Just before Christmas, Slate made an effort to compile all of New York Rep. George Santos’ known or alleged lies. This turns out to be an ongoing project!
Despite the continuously unspooling nature of his narrative, the Long Island congressman said again Wednesday that he does not plan to resign, and the national Republican Party would prefer, all else being equal, that he stay in his seat. The GOP only has a nine-member majority in the House, and if Santos were to resign, his spot would be filled by an open election. A Democrat would likely have a good chance to win such an election by making the argument that voters shouldn’t trust Long Island Republicans at the moment.

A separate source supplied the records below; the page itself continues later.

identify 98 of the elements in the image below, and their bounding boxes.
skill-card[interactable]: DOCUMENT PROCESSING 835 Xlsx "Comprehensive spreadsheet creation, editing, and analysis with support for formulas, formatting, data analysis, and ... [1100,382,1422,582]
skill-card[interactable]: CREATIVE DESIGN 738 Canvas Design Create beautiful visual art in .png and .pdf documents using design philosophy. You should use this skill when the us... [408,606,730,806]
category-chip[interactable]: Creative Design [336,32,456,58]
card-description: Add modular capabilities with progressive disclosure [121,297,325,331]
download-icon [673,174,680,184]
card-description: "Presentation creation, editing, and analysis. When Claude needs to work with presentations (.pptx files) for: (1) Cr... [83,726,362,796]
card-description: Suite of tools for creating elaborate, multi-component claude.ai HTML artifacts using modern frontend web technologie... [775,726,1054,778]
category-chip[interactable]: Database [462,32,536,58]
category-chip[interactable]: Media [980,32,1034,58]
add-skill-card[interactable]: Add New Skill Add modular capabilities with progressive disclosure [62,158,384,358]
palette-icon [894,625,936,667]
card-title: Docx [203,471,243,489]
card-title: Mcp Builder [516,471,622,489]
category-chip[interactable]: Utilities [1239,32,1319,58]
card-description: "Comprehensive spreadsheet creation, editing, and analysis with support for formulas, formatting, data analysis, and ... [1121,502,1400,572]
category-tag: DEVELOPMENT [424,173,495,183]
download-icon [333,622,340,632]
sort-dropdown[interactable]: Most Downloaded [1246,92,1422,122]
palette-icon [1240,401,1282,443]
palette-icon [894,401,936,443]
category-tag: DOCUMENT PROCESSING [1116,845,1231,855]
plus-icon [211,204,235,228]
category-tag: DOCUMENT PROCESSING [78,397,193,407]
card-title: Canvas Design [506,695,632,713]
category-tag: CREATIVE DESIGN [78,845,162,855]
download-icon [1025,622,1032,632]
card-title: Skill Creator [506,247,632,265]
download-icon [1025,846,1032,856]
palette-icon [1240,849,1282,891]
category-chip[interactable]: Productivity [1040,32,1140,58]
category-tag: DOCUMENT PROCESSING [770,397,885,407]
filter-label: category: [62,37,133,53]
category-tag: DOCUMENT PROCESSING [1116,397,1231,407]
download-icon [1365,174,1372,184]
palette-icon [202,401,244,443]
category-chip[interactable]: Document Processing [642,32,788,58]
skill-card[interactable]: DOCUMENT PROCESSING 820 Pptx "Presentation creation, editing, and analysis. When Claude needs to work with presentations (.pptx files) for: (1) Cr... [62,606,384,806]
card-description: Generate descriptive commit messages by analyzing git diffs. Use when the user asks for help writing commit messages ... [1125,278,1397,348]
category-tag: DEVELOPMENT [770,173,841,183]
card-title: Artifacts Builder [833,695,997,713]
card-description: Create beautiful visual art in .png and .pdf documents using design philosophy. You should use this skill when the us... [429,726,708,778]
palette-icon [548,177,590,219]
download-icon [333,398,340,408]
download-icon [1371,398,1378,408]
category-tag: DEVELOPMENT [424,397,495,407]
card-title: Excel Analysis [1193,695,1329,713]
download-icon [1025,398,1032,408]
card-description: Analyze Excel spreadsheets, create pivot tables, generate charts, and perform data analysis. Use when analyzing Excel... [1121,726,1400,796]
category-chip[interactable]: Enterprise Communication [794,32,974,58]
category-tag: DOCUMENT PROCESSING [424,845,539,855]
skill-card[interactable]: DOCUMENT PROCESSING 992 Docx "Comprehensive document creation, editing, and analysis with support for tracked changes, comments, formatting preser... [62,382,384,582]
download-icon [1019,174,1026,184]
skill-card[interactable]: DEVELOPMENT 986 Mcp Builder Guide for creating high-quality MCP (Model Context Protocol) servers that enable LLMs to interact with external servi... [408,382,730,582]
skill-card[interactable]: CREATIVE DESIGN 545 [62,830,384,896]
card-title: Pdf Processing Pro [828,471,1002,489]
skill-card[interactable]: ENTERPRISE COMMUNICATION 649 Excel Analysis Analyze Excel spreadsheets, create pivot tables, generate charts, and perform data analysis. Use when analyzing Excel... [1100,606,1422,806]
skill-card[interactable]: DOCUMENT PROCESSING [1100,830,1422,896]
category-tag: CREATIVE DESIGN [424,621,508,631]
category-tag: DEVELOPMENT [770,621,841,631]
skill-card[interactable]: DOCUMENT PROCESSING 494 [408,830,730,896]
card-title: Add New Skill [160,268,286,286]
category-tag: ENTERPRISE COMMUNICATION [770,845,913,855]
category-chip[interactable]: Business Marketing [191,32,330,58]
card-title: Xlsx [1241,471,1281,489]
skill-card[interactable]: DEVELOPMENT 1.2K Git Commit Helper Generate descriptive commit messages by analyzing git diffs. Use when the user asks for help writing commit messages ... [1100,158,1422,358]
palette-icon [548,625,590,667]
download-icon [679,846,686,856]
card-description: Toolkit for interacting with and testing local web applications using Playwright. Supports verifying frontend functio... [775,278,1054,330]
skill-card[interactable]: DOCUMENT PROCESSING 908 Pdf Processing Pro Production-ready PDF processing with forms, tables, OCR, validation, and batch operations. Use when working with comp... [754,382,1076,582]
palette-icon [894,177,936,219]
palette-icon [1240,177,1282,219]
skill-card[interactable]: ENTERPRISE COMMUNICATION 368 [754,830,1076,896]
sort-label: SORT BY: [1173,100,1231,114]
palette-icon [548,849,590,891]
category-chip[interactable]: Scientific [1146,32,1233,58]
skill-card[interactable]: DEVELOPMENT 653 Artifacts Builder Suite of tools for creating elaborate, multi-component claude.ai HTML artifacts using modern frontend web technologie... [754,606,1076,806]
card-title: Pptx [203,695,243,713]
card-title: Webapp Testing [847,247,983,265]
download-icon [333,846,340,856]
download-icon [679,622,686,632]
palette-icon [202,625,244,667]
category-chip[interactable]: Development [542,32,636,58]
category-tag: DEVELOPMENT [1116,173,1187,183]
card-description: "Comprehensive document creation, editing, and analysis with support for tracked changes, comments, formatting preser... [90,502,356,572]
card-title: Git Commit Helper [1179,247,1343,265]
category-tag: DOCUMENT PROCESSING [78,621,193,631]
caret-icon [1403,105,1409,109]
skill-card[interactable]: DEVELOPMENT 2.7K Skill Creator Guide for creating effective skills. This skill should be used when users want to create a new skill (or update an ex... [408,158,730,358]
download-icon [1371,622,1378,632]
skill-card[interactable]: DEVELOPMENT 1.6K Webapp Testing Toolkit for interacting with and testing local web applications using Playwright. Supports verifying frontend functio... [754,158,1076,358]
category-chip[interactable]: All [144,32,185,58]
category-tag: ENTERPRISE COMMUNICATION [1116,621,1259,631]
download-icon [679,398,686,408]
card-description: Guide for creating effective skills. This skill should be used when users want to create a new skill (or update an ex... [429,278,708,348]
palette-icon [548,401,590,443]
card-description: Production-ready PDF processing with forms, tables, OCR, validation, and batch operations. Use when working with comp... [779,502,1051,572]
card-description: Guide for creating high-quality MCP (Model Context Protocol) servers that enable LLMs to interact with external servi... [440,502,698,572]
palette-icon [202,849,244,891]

As this suggests, however, New York state Republicans do have an incentive to distance themselves from Santos going forward, which might be why several of them, such as the supervisor of the town of North Hempstead, held a press conference Wednesday calling on him to resign. At this event, the chair of the Nassau County GOP also claimed that Santos once told him that he’d been “a star on the Baruch [College] volleyball team and that they won the league championship.”
Is this true? Using logical reasoning, we can determine that it likely is not, because one of the things that was already known about Santos is that he didn’t attend Baruch College. (Baruch, despite being named after a figure who had Jewish ancestry, is a public school, though Santos did, separately, lie about having Jewish grandparents who fled the Holocaust; not only did his grandparents not flee the Holocaust, they do not appear to have been Jewish. Baruch does have a men’s volleyball team, though.)
One does have to wonder why the chair of the Nassau County Republican Party didn’t look into Santos’ alleged volleyball history at the time that he first heard allegedly heard about it:
Perhaps the time to indignantly expose and/or chuckle about George Santos’ pathological lying, for the Long Island Republican Party, would have been before supporting his candidacy for Congress?